Are you staying on track for your 2015 New Year's resolutions? Have you even started working on them yet?

Aside from trying to add more fruits and vegetables to my diet I haven't really been working on mine. I need to start drawing more and practicing other kinds of art. Haven't been exercising so far or trying to improve my life in other ways.

I know the year just started, but it is very easy to just quit or get off track. We need to work hard to stay on track this year. Best of luck to everyone on their 2015 goals!


----------



## millenniumman75 (Feb 4, 2005)

I just completed my first 24-mile week in months.


----------



## lilyamongthorns (Aug 13, 2012)

:boogie so far, so good.


----------



## 7th.Streeter (May 11, 2011)

well, im back in school..start monday.. but my resolution was to learn how to drive due to an incident lol... 

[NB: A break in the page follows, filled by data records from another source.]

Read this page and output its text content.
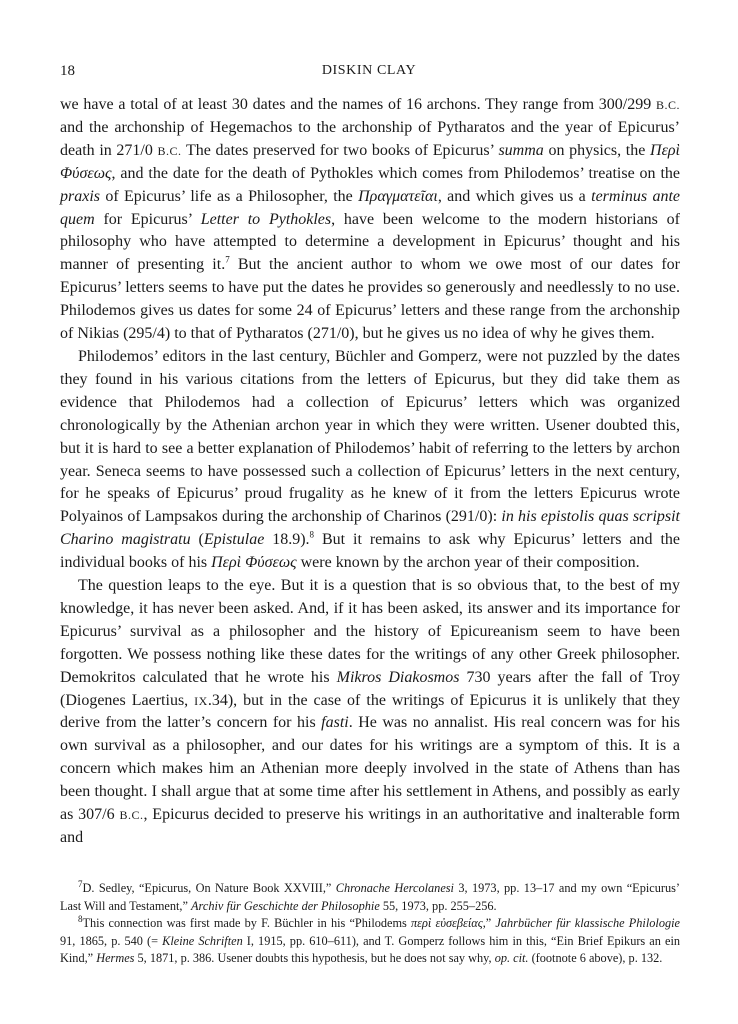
18	DISKIN CLAY

we have a total of at least 30 dates and the names of 16 archons. They range from 300/299 B.C. and the archonship of Hegemachos to the archonship of Pytharatos and the year of Epicurus’ death in 271/0 B.C. The dates preserved for two books of Epicurus’ summa on physics, the Περὶ Φύσεως, and the date for the death of Pythokles which comes from Philodemos’ treatise on the praxis of Epicurus’ life as a Philosopher, the Πραγματεῖαι, and which gives us a terminus ante quem for Epicurus’ Letter to Pythokles, have been welcome to the modern historians of philosophy who have attempted to determine a development in Epicurus’ thought and his manner of presenting it.$^7$ But the ancient author to whom we owe most of our dates for Epicurus’ letters seems to have put the dates he provides so generously and needlessly to no use. Philodemos gives us dates for some 24 of Epicurus’ letters and these range from the archonship of Nikias (295/4) to that of Pytharatos (271/0), but he gives us no idea of why he gives them.

Philodemos’ editors in the last century, Büchler and Gomperz, were not puzzled by the dates they found in his various citations from the letters of Epicurus, but they did take them as evidence that Philodemos had a collection of Epicurus’ letters which was organized chronologically by the Athenian archon year in which they were written. Usener doubted this, but it is hard to see a better explanation of Philodemos’ habit of referring to the letters by archon year. Seneca seems to have possessed such a collection of Epicurus’ letters in the next century, for he speaks of Epicurus’ proud frugality as he knew of it from the letters Epicurus wrote Polyainos of Lampsakos during the archonship of Charinos (291/0): in his epistolis quas scripsit Charino magistratu (Epistulae 18.9).$^8$ But it remains to ask why Epicurus’ letters and the individual books of his Περὶ Φύσεως were known by the archon year of their composition.

The question leaps to the eye. But it is a question that is so obvious that, to the best of my knowledge, it has never been asked. And, if it has been asked, its answer and its importance for Epicurus’ survival as a philosopher and the history of Epicureanism seem to have been forgotten. We possess nothing like these dates for the writings of any other Greek philosopher. Demokritos calculated that he wrote his Mikros Diakosmos 730 years after the fall of Troy (Diogenes Laertius, IX.34), but in the case of the writings of Epicurus it is unlikely that they derive from the latter’s concern for his fasti. He was no annalist. His real concern was for his own survival as a philosopher, and our dates for his writings are a symptom of this. It is a concern which makes him an Athenian more deeply involved in the state of Athens than has been thought. I shall argue that at some time after his settlement in Athens, and possibly as early as 307/6 B.C., Epicurus decided to preserve his writings in an authoritative and inalterable form and

$^7$D. Sedley, “Epicurus, On Nature Book XXVIII,” Chronache Hercolanesi 3, 1973, pp. 13–17 and my own “Epicurus’ Last Will and Testament,” Archiv für Geschichte der Philosophie 55, 1973, pp. 255–256.

$^8$This connection was first made by F. Büchler in his “Philodems περὶ εὐσεβείας,” Jahrbücher für klassische Philologie 91, 1865, p. 540 (= Kleine Schriften I, 1915, pp. 610–611), and T. Gomperz follows him in this, “Ein Brief Epikurs an ein Kind,” Hermes 5, 1871, p. 386. Usener doubts this hypothesis, but he does not say why, op. cit. (footnote 6 above), p. 132.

my dad said he'd let me drive to and from school... when i start Monday lol

im so nervous..


----------



## slyfox (Nov 18, 2007)

Sugarslippers said:


> well, im back in school..start monday.. but my resolution was to learn how to drive due to an incident lol...
> 
> my dad said he'd let me drive to and from school... when i start Monday lol
> 
> im so nervous..


Good luck with school and driving 

I've been getting even more off track. Really need to start focusing


----------



## forgetmylife (Oct 1, 2011)

relevant thread, cuz no

workin on it! life is a process/journey, not a destination


----------



## ShadowWraith (Dec 17, 2014)

I'm walking every day and meditating, so I have that covered so far.


----------



## TuxedoChief (Jan 11, 2015)

I don't have any resolutions to begin with.


----------



## AngelClare (Jul 10, 2012)

No...I'm going to start soon. Thursday I'm going to gym.


----------



## ConfusedMuse (Jan 26, 2011)

Well, I've been reading which has made me feel great. But I need to work on the physical activity part. I didn't really make any solid resolutions. I keep finding excuses not to do things.


----------



## slyfox (Nov 18, 2007)

I've gotten way off track. Haven't really been working on much aside from random things


----------



## forgetmylife (Oct 1, 2011)

2015 is 2014 all over again! lol


----------



## tayann (Nov 29, 2014)

I keep starting everything I've planned to change this year like eating healthy, drinking more water, exercising etc but then i stop i do good 2-3 days then stop its been like that like every week since 2015 began lol i need motivation


----------



## tayann (Nov 29, 2014)

I really need to learn to drive too im too old not to know lol so thats another resolution


----------



## Blaze Crow (Sep 11, 2014)

I having alot f success but it feels one long game of harvest moon.


----------



## slyfox (Nov 18, 2007)

Have been doing a lot of art/drawing practice for close to a month. Planning on sticking to it


----------



## millenniumman75 (Feb 4, 2005)

I am doing it to lose weight.


----------



## Mxx1 (Feb 3, 2015)

No, was motivated at the start of the year, but now i kind of lost motivation. Same thing happened last year, i'm always too lazy with my New year's resolutions.


----------



## scooby (Jun 24, 2009)

Yes. Well, I didn't actually have any specific new years resolutions or whatever. But I've been making constant improvements and have achieved goals I've been setting for myself and things I wouldn't have expected a year ago. I'm doing well. Better than expected. It can get very overwhelming though.


----------